Time Out says
Take a visit to this G spot
With a good collection of restaurants under its belt in convenient locations, Elite Concepts is one of the powerhouse dining groups in our city. Taking a small departure from prime locations such as luxury malls and hotels, the newest addition to the group’s lineup is Deng G. Situated on the second and third floor of a run-down commercial building in Wan Chai, the smart interiors of this Sichuan restaurant are in stark contrast to the exterior of the building. Chinoiserie in cool blue-grey tones dominates the dining room and, unsurprisingly, given Sichuan Province is home to 80 percent of the world’s giant pandas, a bamboo theme runs through much of the décor. Considered one of the most talented Sichuan chefs in China and currently the owner of 鄧記食園 (Deng Kee Dining) in Shanghai, chef Deng Huadong and his talented culinary team utilise fresh produce alongside multidisciplinary cooking techniques. Most importantly, they exercise restraint when it comes to using cooking oil, resulting in a more intense, cleaner experience on the palate.

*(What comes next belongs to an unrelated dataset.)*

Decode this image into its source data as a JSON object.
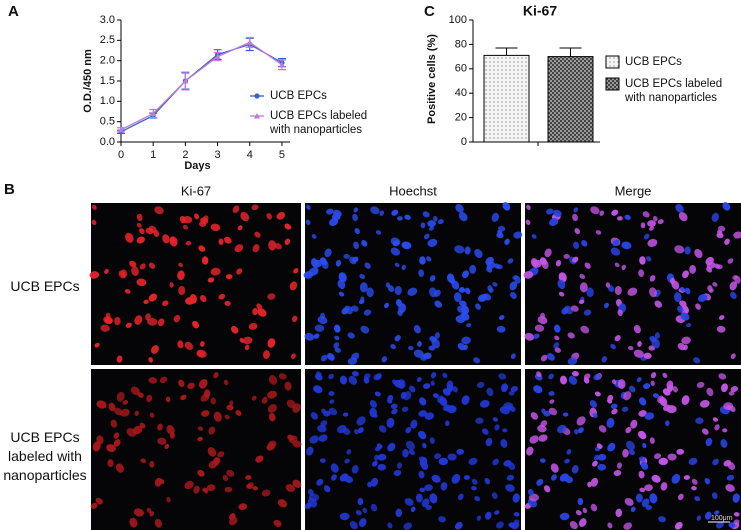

The menu is divided into flavour profiles instead of ingredients. On our visit these include lychee, ma la, hu la, yu xiang, ‘home’, sweet and sour, salt and pepper and dry pot. We start with a smoked fish ($80, this classic starter is usually sweet and Deng G’s version is no different in taste, but it’s a world away in terms of texture. The often saccharine and oily over-fried fish is given new life simply by the use of fresh, premium fish and we gain a new appreciation for this appetiser. Next, we opt for yu xiang prawns ($198). The base sauce for many Sichuan dishes, the version here has bright flavours, leading us to suspect it’s not pre-made. Although the heat factor is mild, it successfully whets the appetite for the next course.
We can smell what arrives next before it hits the table. The aroma of the smoked duck ($168, half portion) wafts our way, the smoky aromas filtering through our sinuses. It tastes as good as it smells, the crispy skin hiding tender meat underneath. This is by far our favourite dish of the evening.
Our next course is the crispy fish in spicy sauce ($328) and while it’s easy to mistake the red sauce as the same one covering the earlier prawn dish, this one has a marked tang and a stronger emphasis on the ginger. While many chefs would’ve taken a short cut and used the same sauce for similar dishes, chef Deng is clearly a serious professional.
We finish off the meal the Chinese way, with carbs, and select the Yangzhou fried
rice ($100). Again, chef Deng’s skill shines through with dry, separated rice paired with finely diced prawn and meat that provides a clean bite. It’s a simple dish, but superbly executed.
The use of quality ingredients by a master chef is apparent at Elite Concepts’ new locale. Though the group has deviated from placing its restaurants in prime locations, the quality hasn’t changed at all. With a great ambience and menu, Deng G is definitely worth a visit. Especially for those who like their spice level dialled down.